The use of patient-reported outcomes as a prognostic marker in cutaneous cGvHD

Most patients with chronic graft-versus-host disease (cGvHD) encounter skin involvement at some level (epidermal or sclerotic-type disease), with many also experiencing refractoriness to treatment.¹ Hence, there is a need to develop an effective method for identifying patients who are at a greater risk of mortality. The use of patient-reported outcomes (PROs) as a clinical prognostic marker, for initial risk stratification and treatment selection of cutaneous cGvHD, has not yet been established.¹

Here, we summarize an article by Baumrin et al.¹ published in JAMA Dermatology on the association of PROs and mortality in patients with cGvHD who experience skin involvement.

Study design¹

• The study used the Chronic GvHD Consortium, a longitudinal cohort from nine medical centers across the United States, consisting of patients who were diagnosed with cGvHD requiring systemic immunosuppression between 2007–2012.
• Patients with cGvHD and skin involvement during the study period were included. Skin involvement was defined into three categories (epidermal, sclerotic, and combination cutaneous cGvHD subtypes) using standardized forms, based on the 2005 National Institute of Health response criteria.
• The Lee Symptom Scale (LSS) skin subscale, consisting of a linear scale of 0–100, where a higher score indicates worse outcomes, was used to assess symptom burden.

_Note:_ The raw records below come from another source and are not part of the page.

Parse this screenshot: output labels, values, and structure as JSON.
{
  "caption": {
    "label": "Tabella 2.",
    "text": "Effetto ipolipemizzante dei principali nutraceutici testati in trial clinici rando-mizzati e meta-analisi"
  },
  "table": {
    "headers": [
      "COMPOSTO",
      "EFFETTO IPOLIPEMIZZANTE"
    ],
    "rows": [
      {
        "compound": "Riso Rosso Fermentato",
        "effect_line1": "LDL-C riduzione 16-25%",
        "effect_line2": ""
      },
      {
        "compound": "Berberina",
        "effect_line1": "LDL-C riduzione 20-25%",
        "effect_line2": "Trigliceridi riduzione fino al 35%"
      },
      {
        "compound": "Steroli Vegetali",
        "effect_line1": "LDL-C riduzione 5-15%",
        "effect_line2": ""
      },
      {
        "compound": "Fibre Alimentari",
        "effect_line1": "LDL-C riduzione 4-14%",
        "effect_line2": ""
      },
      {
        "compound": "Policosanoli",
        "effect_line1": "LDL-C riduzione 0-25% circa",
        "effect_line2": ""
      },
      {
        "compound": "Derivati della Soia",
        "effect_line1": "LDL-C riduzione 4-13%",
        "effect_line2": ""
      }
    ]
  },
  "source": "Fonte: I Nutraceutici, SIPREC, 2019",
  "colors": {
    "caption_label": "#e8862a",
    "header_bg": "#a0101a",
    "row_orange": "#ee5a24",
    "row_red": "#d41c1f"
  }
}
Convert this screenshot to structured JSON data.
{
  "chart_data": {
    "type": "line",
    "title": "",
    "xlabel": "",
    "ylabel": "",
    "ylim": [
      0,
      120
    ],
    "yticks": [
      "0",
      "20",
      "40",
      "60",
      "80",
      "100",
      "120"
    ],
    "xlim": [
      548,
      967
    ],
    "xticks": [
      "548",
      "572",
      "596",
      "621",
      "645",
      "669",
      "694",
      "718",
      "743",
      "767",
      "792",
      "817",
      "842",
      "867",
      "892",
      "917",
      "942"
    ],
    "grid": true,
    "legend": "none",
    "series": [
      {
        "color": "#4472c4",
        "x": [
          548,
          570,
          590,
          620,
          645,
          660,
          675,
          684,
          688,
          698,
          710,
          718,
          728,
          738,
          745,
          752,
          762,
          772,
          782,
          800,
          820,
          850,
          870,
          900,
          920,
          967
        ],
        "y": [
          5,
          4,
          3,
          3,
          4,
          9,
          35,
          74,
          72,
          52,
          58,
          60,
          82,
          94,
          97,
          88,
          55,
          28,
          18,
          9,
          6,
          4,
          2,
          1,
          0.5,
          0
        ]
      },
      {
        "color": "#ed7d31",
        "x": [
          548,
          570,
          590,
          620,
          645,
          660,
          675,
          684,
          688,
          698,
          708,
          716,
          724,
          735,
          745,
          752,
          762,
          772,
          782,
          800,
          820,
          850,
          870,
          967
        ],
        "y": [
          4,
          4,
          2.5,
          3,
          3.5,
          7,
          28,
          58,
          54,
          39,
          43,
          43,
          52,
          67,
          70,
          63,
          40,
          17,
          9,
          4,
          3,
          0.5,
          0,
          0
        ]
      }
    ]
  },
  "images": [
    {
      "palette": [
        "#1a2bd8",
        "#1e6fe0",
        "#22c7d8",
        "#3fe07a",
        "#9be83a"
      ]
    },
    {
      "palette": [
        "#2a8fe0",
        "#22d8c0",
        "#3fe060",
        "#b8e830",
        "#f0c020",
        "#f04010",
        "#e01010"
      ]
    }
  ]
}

• The Functional Assessment of Cancer Therapy-Bone Marrow Transplantation (FACT-BMT) instrument version 4.0, which measures outcomes of cancer therapy using a scale of 0–148, with lower scores indicating worse outcomes, was used to assess quality of life.
• Mortality was assessed as overall survival (OS, time from skin cGvHD diagnosis to all-cause mortality) and non-relapse mortality (NRM, time from skin cGvHD diagnosis to death with relapse as a competing risk).

Key findings¹

• In total, 436 patients with cutaneous cGvHD (epidermal, n = 229; sclerotic, n = 131; and combination, n = 76) were included in this study.
• Throughout the study period, after adjusting for confounders, FACT-BMT scores and LSS skin subscale scores remained significantly worse for patients with sclerotic and combination disease compared with those with epidermal disease.
  • Patients in the sclerotic disease cohort displayed mean FACT-BMT scores which were 6.1 points worse than those with epidermal disease (95% confidence interval [CI], 11.7–0.4; p = 0.04).
• At skin GvHD diagnosis, a 7-point worsening in FACT-BMT score (clinically meaningful difference) was associated with a 9.1% (95% CI, 2.0–16.7%; p = 0.01) increase in the odds of NRM and a 9.1% (95% CI, 3.2–15.2%; p = 0.002) increase in the odds of mortality from any cause.
  • According to multivariable cumulative hazard functions, patients with the lowest tertile of FACT-BMT scores at skin GvHD diagnosis had lower OS (p = 0.005) and higher NRM (p = 0.03).
• A clinically meaningful worsening in LSS skin subscale points (11-point increase) was associated with a 16.4% (95% CI, 5.4–28.5%; p = 0.003) increase in the odds of NRM and a 10.0% (95% CI, 1.2–19.5%; p = 0.02) increase in the odds of mortality from any cause.
  • According to multivariable cumulative hazard functions, patients with the highest tertile of LSS skin subscale scores at diagnosis had lower OS (p = 0.10) and higher NRM (p = 0.02).